ENH: Add support for more placeholders in guess_datetime_format · Issue #43901 · pandas-dev/pandas (original) (raw)

We recently realized that pandas.core.tools.datetimes.guess_datetime_format outputs an incorrect format string "Tue %d %b %Y %H:%M:%S AM" for the datetime "Tue 24 Aug 2021 01:30:48 AM", which otherwise is parseable by dateutil.parser.parse.

Describe the solution you'd like

Since "Tue 24 Aug 2021 01:30:48 AM" is parseable by dateutil.parser.parse and guess_datetime_format is based on that function, it seems reasonable that guess_datetime_format should produce a correct format string when given this example datetime.

API breaking implications

I believe modifying guess_datetime_format to support more formats placeholders should be a backwards compatible change.

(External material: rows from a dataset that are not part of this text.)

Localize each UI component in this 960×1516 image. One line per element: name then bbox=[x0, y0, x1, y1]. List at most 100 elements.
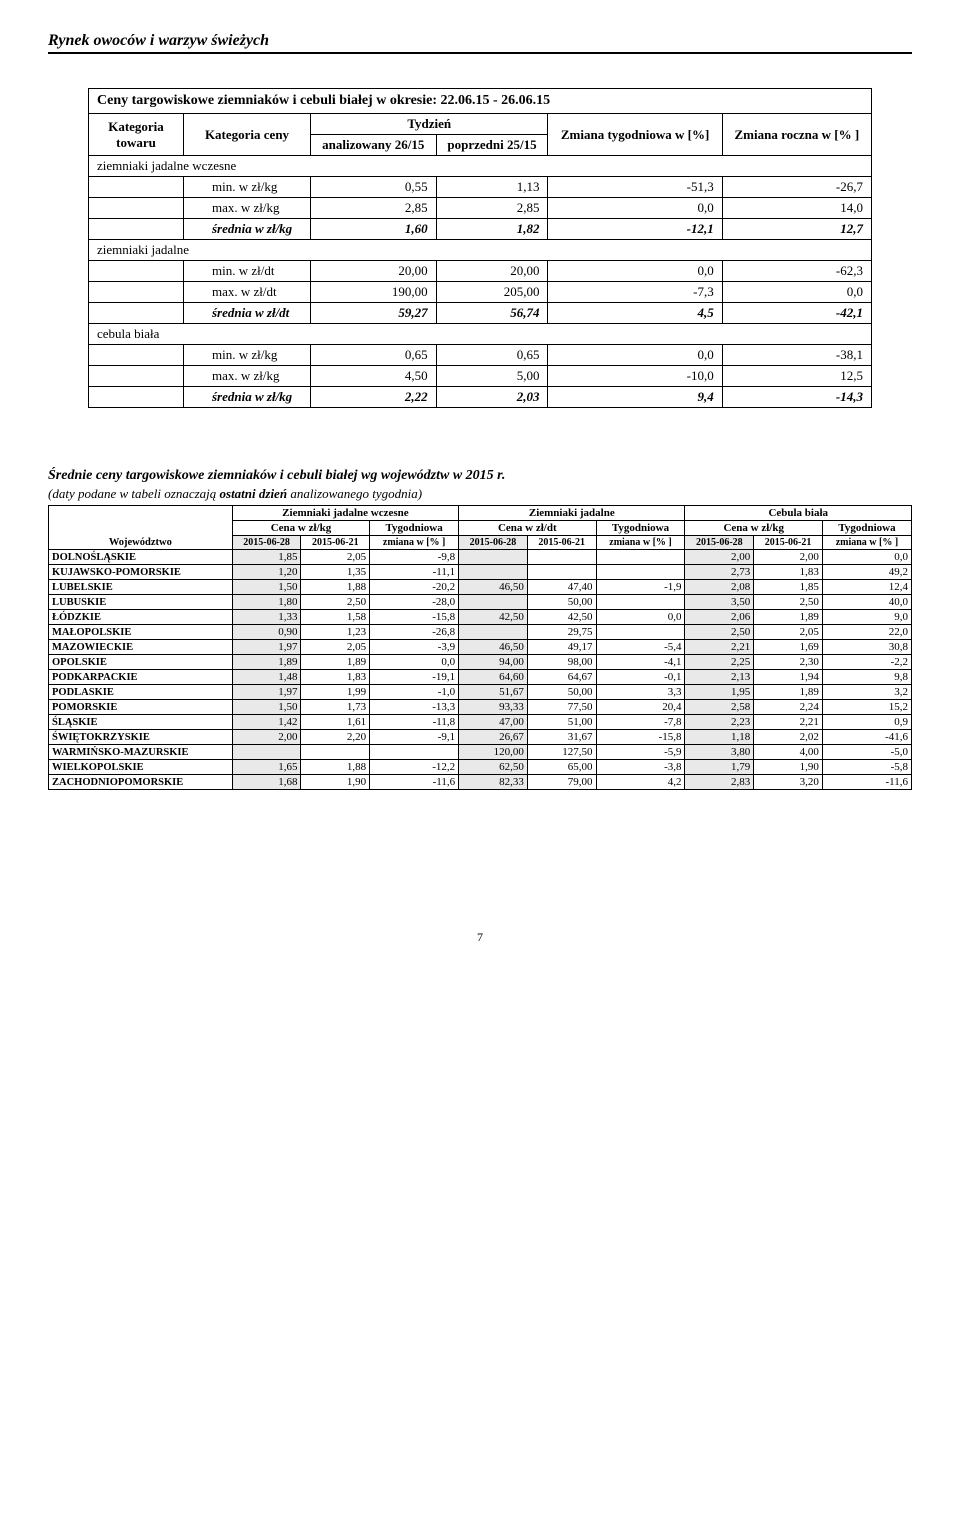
hdr-zmiana-roczna: Zmiana roczna w [% ] bbox=[722, 114, 871, 156]
a1: 1,42 bbox=[232, 715, 301, 730]
c3: -5,8 bbox=[822, 760, 911, 775]
hdr-zmiana-tyg: Zmiana tygodniowa w [%] bbox=[548, 114, 722, 156]
a1: 1,48 bbox=[232, 670, 301, 685]
b3: -4,1 bbox=[596, 655, 685, 670]
b2: 50,00 bbox=[527, 595, 596, 610]
sub-pre: (daty podane w tabeli oznaczają bbox=[48, 486, 220, 501]
b2: 77,50 bbox=[527, 700, 596, 715]
a2: 1,83 bbox=[301, 670, 370, 685]
val-r: 12,5 bbox=[722, 366, 871, 387]
b2: 127,50 bbox=[527, 745, 596, 760]
avg-label: średnia w zł/kg bbox=[184, 219, 311, 240]
table-row: LUBELSKIE1,501,88-20,246,5047,40-1,92,08… bbox=[49, 580, 912, 595]
b1: 51,67 bbox=[459, 685, 528, 700]
c3: 30,8 bbox=[822, 640, 911, 655]
val-p: 205,00 bbox=[436, 282, 548, 303]
a2: 1,23 bbox=[301, 625, 370, 640]
row-label: max. w zł/dt bbox=[184, 282, 311, 303]
table-row: POMORSKIE1,501,73-13,393,3377,5020,42,58… bbox=[49, 700, 912, 715]
a1: 0,90 bbox=[232, 625, 301, 640]
b3: -15,8 bbox=[596, 730, 685, 745]
val-a: 4,50 bbox=[311, 366, 437, 387]
avg-a: 59,27 bbox=[311, 303, 437, 324]
d1b: 2015-06-28 bbox=[459, 536, 528, 550]
hdr-kat-ceny: Kategoria ceny bbox=[184, 114, 311, 156]
c1: 2,21 bbox=[685, 640, 754, 655]
b2 bbox=[527, 565, 596, 580]
table1-wrap: Ceny targowiskowe ziemniaków i cebuli bi… bbox=[88, 88, 872, 408]
b3: 20,4 bbox=[596, 700, 685, 715]
c1: 2,50 bbox=[685, 625, 754, 640]
c2: 2,30 bbox=[754, 655, 823, 670]
d2c: 2015-06-21 bbox=[754, 536, 823, 550]
sub1-tyg3: Tygodniowa bbox=[822, 521, 911, 536]
val-r: 14,0 bbox=[722, 198, 871, 219]
val-r: -62,3 bbox=[722, 261, 871, 282]
a3: -9,8 bbox=[370, 550, 459, 565]
a2: 1,89 bbox=[301, 655, 370, 670]
c3: 3,2 bbox=[822, 685, 911, 700]
table2: Województwo Ziemniaki jadalne wczesne Zi… bbox=[48, 505, 912, 790]
a3: -11,1 bbox=[370, 565, 459, 580]
c1: 3,50 bbox=[685, 595, 754, 610]
val-a: 0,55 bbox=[311, 177, 437, 198]
c3: 0,0 bbox=[822, 550, 911, 565]
ghdr-1: Ziemniaki jadalne wczesne bbox=[232, 506, 458, 521]
val-t: -10,0 bbox=[548, 366, 722, 387]
c2: 2,24 bbox=[754, 700, 823, 715]
b2: 47,40 bbox=[527, 580, 596, 595]
avg-a: 2,22 bbox=[311, 387, 437, 408]
ghdr-3: Cebula biała bbox=[685, 506, 912, 521]
table2-subtitle: (daty podane w tabeli oznaczają ostatni … bbox=[48, 486, 912, 502]
a2: 2,50 bbox=[301, 595, 370, 610]
c2: 2,50 bbox=[754, 595, 823, 610]
d1a: 2015-06-28 bbox=[232, 536, 301, 550]
b3 bbox=[596, 595, 685, 610]
woj-name: WIELKOPOLSKIE bbox=[49, 760, 233, 775]
b1: 42,50 bbox=[459, 610, 528, 625]
a3: -11,6 bbox=[370, 775, 459, 790]
a2: 1,61 bbox=[301, 715, 370, 730]
sub1-tyg1: Tygodniowa bbox=[370, 521, 459, 536]
a1: 1,68 bbox=[232, 775, 301, 790]
woj-name: LUBUSKIE bbox=[49, 595, 233, 610]
c2: 1,89 bbox=[754, 610, 823, 625]
table-row: PODKARPACKIE1,481,83-19,164,6064,67-0,12… bbox=[49, 670, 912, 685]
a3: -3,9 bbox=[370, 640, 459, 655]
a1 bbox=[232, 745, 301, 760]
c3: 0,9 bbox=[822, 715, 911, 730]
a1: 1,33 bbox=[232, 610, 301, 625]
table-row: ŁÓDZKIE1,331,58-15,842,5042,500,02,061,8… bbox=[49, 610, 912, 625]
b3: -5,9 bbox=[596, 745, 685, 760]
table-row: KUJAWSKO-POMORSKIE1,201,35-11,12,731,834… bbox=[49, 565, 912, 580]
val-t: -7,3 bbox=[548, 282, 722, 303]
c3: -5,0 bbox=[822, 745, 911, 760]
b3: -7,8 bbox=[596, 715, 685, 730]
table-row: ŚWIĘTOKRZYSKIE2,002,20-9,126,6731,67-15,… bbox=[49, 730, 912, 745]
val-a: 0,65 bbox=[311, 345, 437, 366]
b3: 4,2 bbox=[596, 775, 685, 790]
c3: 22,0 bbox=[822, 625, 911, 640]
avg-r: -14,3 bbox=[722, 387, 871, 408]
table2-wrap: Średnie ceny targowiskowe ziemniaków i c… bbox=[48, 468, 912, 790]
b3: 3,3 bbox=[596, 685, 685, 700]
woj-name: LUBELSKIE bbox=[49, 580, 233, 595]
d2b: 2015-06-21 bbox=[527, 536, 596, 550]
woj-name: DOLNOŚLĄSKIE bbox=[49, 550, 233, 565]
row-label: max. w zł/kg bbox=[184, 198, 311, 219]
a3: -1,0 bbox=[370, 685, 459, 700]
page-header: Rynek owoców i warzyw świeżych bbox=[48, 32, 912, 54]
table-row: DOLNOŚLĄSKIE1,852,05-9,82,002,000,0 bbox=[49, 550, 912, 565]
c1: 1,79 bbox=[685, 760, 754, 775]
avg-p: 1,82 bbox=[436, 219, 548, 240]
table1: Ceny targowiskowe ziemniaków i cebuli bi… bbox=[88, 88, 872, 408]
a3: -9,1 bbox=[370, 730, 459, 745]
c1: 3,80 bbox=[685, 745, 754, 760]
row-label: min. w zł/dt bbox=[184, 261, 311, 282]
c3: -2,2 bbox=[822, 655, 911, 670]
c1: 2,25 bbox=[685, 655, 754, 670]
b1: 93,33 bbox=[459, 700, 528, 715]
c3: 9,8 bbox=[822, 670, 911, 685]
b2: 31,67 bbox=[527, 730, 596, 745]
avg-label: średnia w zł/dt bbox=[184, 303, 311, 324]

Describe alternatives you've considered

Not sure that there are any.

Additional context

from pandas.core.tools.datetimes import guess_datetime_format

actual

assert guess_datetime_format("Tue 24 Aug 2021 01:30:48 AM") == "Tue %d %b %Y %H:%M:%S AM"

expected

assert guess_datetime_format("Tue 24 Aug 2021 01:30:48 AM") == "%a %d %b %Y %H:%M:%S %p"

I already have a PR up for this here: #43900